Seven decades with LEMO
CERN is a unique scientific instrument. An instrument covering over 620 hectares, hosting 700 buildings (439,000m2 surface area) and more than 65 tunnels.
All of it studded with a multitude of devices of all sizes. Can you imagine the number of connectors and the mileage of cables required to link it all? Neither can we.
What is easy to imagine is that LEMO – located 30 minutes away by car – has been working hard to meet CERN’s requirements. Their cooperation even goes back to the origins of the two partners.

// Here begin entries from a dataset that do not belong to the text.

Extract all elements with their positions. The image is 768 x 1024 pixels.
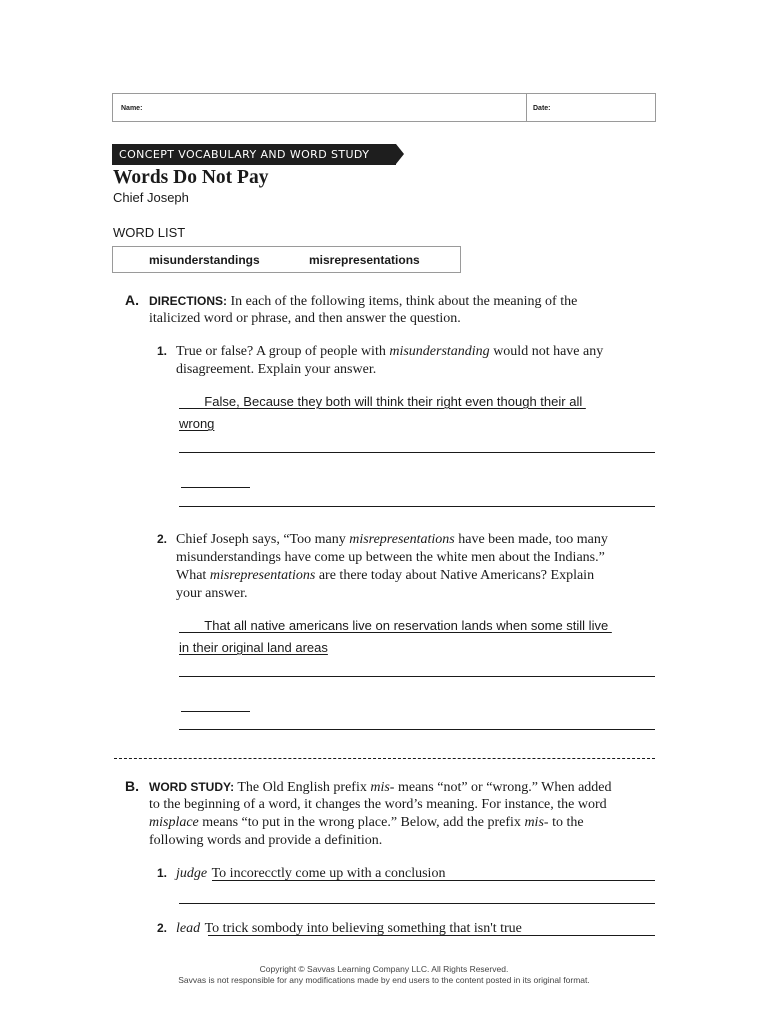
word-list-item: misunderstandings <box>149 253 260 267</box>
answer-2-line-2[interactable]: in their original land areas <box>179 640 328 655</box>
text: What <box>176 568 210 583</box>
directions-label: DIRECTIONS: <box>149 294 227 308</box>
italic-term: misrepresentations <box>209 568 316 583</box>
text: Chief Joseph says, “Too many <box>176 532 350 547</box>
italic-term: misunderstanding <box>389 344 490 359</box>
question-1-line-2: disagreement. Explain your answer. <box>176 362 377 377</box>
directions-line-1 <box>149 292 577 311</box>
text: are there today about Native Americans? Explain <box>315 568 595 583</box>
author-name: Chief Joseph <box>113 190 189 205</box>
answer-line <box>179 452 655 453</box>
text: means “not” or “wrong.” When added <box>394 780 612 795</box>
section-separator <box>114 758 655 759</box>
word-study-line-2: to the beginning of a word, it changes the word’s meaning. For instance, the word <box>149 797 607 812</box>
italic-term: mis- <box>370 780 395 795</box>
word-list-box <box>112 246 461 273</box>
date-label: Date: <box>533 105 551 112</box>
item-number: 2. <box>157 921 168 935</box>
page-title: Words Do Not Pay <box>113 167 269 188</box>
text: True or false? A group of people with <box>176 344 390 359</box>
text: to the <box>548 815 584 830</box>
base-word: judge <box>176 866 208 881</box>
question-number: 2. <box>157 532 168 546</box>
answer-2-line-1[interactable]: That all native americans live on reservation lands when some still live <box>179 618 612 633</box>
question-1-line-1 <box>176 343 603 361</box>
italic-term: misrepresentations <box>349 532 455 547</box>
answer-line <box>208 935 655 936</box>
item-number: 1. <box>157 866 168 880</box>
word-study-line-1 <box>149 778 612 797</box>
italic-term: mis- <box>524 815 549 830</box>
text: would not have any <box>489 344 604 359</box>
word-list-heading: WORD LIST <box>113 225 186 240</box>
section-b-letter: B. <box>125 778 139 794</box>
text: means “to put in the wrong place.” Below, add the prefix <box>198 815 525 830</box>
question-2-line-2: misunderstandings have come up between the white men about the Indians.” <box>176 550 605 565</box>
directions-line-2: italicized word or phrase, and then answer the question. <box>149 311 461 326</box>
answer-line-short <box>181 711 250 712</box>
word-study-line-4: following words and provide a definition. <box>149 833 383 848</box>
name-label: Name: <box>121 105 143 112</box>
text: The Old English prefix <box>234 780 371 795</box>
definition-answer[interactable]: To trick sombody into believing something that isn't true <box>204 921 522 936</box>
footer-disclaimer: Savvas is not responsible for any modifications made by end users to the content posted in its original format. <box>178 975 590 985</box>
question-number: 1. <box>157 344 168 358</box>
word-list-item: misrepresentations <box>309 253 420 267</box>
question-2-line-3 <box>176 567 594 585</box>
section-banner <box>112 144 396 165</box>
italic-term: misplace <box>149 815 199 830</box>
base-word: lead <box>176 921 201 936</box>
answer-line <box>179 903 655 904</box>
answer-1-line-2[interactable]: wrong <box>179 416 215 431</box>
text: have been made, too many <box>454 532 608 547</box>
divider <box>526 94 527 121</box>
answer-line-short <box>181 487 250 488</box>
directions-text: In each of the following items, think about the meaning of the <box>227 294 578 309</box>
banner-text: CONCEPT VOCABULARY AND WORD STUDY <box>119 148 370 161</box>
word-study-line-3 <box>149 814 584 832</box>
name-date-box <box>112 93 656 122</box>
answer-line <box>179 676 655 677</box>
section-a-letter: A. <box>125 292 139 308</box>
answer-1-line-1[interactable]: False, Because they both will think their right even though their all <box>179 394 586 409</box>
word-study-label: WORD STUDY: <box>149 780 235 794</box>
footer-copyright: Copyright © Savvas Learning Company LLC. All Rights Reserved. <box>259 964 509 974</box>
question-2-line-1 <box>176 531 608 549</box>
answer-line <box>179 506 655 507</box>
definition-answer[interactable]: To incorecctly come up with a conclusion <box>211 866 446 881</box>
answer-line <box>179 729 655 730</box>
question-2-line-4: your answer. <box>176 586 248 601</box>
answer-line <box>212 880 655 881</box>
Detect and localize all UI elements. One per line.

In 1956, LEMO was just 10 years old, when its founder Léon Mouttet, invented the revolutionary Push-Pull connector that was both safe and very easy to use. The innovation immediately appealed to the fledgling CERN, created two years earlier, requesting a custom-tailored version and becoming one of LEMO’s very first customers. In 1957, CERN put its first particle accelerator into operation (the proton synchrocyclotron) and, on its turn, LEMO patented its Push-Pull locking system, which was to become a new global standard for connectors. Over the following decades, CERN continued to grow, multiplying its scientific projects, modernising its instruments and equipment. It continued to use thousands of LEMO solutions (Push-Pull connectors and cable assemblies).
Among these, the 00 Series, a NIM-CAMAC (a communication and interconnection standard used in nuclear physics). But there are also customized versions, like the one designed in 1956.